STATUS: Got a lot accomplished. Close to wrapping up a new deal. Got a work out on submission and worked on a contract. That’s productive let me tell you.
What song is playing on the ipod right now? YOU BELONG TO ME by Dean Martin
Every year I try and attend at least 2 or 3 writers conferences. Well, this year I had some huge brain fart and I agreed to three and then realized that I also needed to go to the RT Convention and then I got invited to another conference that was local and then…
In the end, I scheduled something like 6 conferences in four months. Not to mention my trips to New York—the first being in April. Not smart I’m telling you.
So even though I way over-committed myself and can already feel pangs of regret, I didn’t cancel any because I like attending conferences.
Why? For several reasons really.
I really enjoy educating writers. I wouldn’t blog if I didn’t feel that. When I attend conferences, I always request to give one of several workshops I’ve developed that I think attendees would find of value. It’s the teacher in me. Back in the early nineties, I taught college—English 101, 102, and literature. I sometimes miss the classroom and here’s an opportunity to exercise those rusty muscles.
Although I have to crack up about the workshop I’m giving with my author Shanna in Dallas this weekend. It’s the Hot Genre of Chick Lit. Well, a year ago when they were planning this conference and confirming workshops, you could still call it the hot genre because you could actually sell a chick lit novel.
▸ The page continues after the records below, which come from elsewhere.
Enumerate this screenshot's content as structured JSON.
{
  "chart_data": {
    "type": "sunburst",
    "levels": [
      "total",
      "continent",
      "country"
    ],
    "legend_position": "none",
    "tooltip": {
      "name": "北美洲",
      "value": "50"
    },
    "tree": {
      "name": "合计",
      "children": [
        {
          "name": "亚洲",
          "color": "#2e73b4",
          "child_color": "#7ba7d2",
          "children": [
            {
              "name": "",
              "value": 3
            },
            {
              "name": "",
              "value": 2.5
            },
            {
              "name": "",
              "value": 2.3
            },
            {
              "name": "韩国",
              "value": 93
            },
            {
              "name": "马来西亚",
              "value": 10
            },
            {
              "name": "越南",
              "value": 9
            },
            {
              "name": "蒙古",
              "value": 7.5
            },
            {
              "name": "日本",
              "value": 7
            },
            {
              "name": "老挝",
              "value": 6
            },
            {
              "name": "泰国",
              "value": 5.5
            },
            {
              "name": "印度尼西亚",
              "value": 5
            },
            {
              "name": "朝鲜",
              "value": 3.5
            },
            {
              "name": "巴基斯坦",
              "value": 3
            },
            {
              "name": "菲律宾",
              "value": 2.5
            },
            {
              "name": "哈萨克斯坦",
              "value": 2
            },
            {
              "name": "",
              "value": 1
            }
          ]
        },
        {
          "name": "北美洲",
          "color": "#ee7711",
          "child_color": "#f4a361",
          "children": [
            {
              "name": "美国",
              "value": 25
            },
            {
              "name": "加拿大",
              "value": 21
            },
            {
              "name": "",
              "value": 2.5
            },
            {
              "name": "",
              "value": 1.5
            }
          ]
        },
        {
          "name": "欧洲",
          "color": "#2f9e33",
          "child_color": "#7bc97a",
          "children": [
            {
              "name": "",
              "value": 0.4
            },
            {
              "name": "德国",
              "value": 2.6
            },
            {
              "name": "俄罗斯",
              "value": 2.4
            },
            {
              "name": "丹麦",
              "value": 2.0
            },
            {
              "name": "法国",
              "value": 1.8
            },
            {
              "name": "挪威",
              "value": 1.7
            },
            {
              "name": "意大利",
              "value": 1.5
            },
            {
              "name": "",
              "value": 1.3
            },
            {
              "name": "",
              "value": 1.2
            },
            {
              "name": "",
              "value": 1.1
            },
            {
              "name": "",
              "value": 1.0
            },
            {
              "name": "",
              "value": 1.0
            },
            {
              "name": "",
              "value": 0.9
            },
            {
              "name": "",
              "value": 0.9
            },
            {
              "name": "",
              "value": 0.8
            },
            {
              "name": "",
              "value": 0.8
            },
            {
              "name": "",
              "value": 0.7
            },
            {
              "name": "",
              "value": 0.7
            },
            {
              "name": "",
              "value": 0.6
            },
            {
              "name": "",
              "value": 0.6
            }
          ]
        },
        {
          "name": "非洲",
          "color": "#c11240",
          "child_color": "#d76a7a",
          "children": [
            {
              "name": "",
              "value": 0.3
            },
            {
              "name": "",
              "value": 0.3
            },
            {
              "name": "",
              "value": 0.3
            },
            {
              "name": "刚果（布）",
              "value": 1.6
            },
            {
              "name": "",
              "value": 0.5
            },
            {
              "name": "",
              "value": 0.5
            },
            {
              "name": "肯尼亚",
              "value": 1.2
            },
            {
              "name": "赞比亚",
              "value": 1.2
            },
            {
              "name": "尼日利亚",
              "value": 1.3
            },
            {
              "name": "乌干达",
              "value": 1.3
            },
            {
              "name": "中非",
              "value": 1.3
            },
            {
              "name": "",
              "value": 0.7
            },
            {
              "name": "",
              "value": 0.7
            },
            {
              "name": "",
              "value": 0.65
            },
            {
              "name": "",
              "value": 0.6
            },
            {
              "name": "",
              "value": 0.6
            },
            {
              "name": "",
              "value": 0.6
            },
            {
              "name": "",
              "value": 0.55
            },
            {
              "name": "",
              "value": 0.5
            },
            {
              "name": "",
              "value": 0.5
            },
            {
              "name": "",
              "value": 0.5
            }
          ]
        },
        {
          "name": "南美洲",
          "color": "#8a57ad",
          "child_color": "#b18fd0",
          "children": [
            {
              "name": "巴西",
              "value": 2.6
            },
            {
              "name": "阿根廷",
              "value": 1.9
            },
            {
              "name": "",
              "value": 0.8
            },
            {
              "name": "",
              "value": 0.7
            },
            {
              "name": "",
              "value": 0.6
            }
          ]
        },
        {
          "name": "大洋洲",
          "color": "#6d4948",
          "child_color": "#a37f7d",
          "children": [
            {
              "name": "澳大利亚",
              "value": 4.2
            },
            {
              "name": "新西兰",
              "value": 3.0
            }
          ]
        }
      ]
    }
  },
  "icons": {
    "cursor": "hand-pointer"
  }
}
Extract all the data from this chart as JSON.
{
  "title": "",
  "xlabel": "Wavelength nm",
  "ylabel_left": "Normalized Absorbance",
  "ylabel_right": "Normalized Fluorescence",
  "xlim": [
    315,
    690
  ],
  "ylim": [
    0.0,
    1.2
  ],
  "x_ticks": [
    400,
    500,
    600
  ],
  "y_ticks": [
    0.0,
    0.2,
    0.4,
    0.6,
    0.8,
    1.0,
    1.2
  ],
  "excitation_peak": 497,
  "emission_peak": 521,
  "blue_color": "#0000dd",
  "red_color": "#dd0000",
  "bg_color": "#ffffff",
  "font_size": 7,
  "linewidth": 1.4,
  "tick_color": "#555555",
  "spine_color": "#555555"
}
Not so much the case these days.
Harrumph. Here we are a year later and the title really should be the Hot Genre of Chick Lit that’s Now in the Toilet but I’ve already blogged about that.
Too late to change the workshop.
At the very least, I guess Shanna and I get to talk about why the market has shifted and what that means for established writers and those new authors trying to break in. Still, it makes me wonder if I should fiddle significantly with my power point presentation. I can tell that this workshop won’t be offered much in the near future—or until the market turns around anyway.
I also like attending conferences because I like to stay in touch with the people behind the writing. It’s so easy to sit in my office and say NO, NO, NO to query after query or 50 partials in a row and forget that this is a person’s dream. It’s my job, yes, and publishing is first and foremost a business, yes, but being an agent is often more than just a job. I mean, come on, how many jobs have dream fulfillment as part of the description.
Conferences are the human face to what can be a dehumanizing experience of trying to get published.
It’s a good reason for why writers should go as well.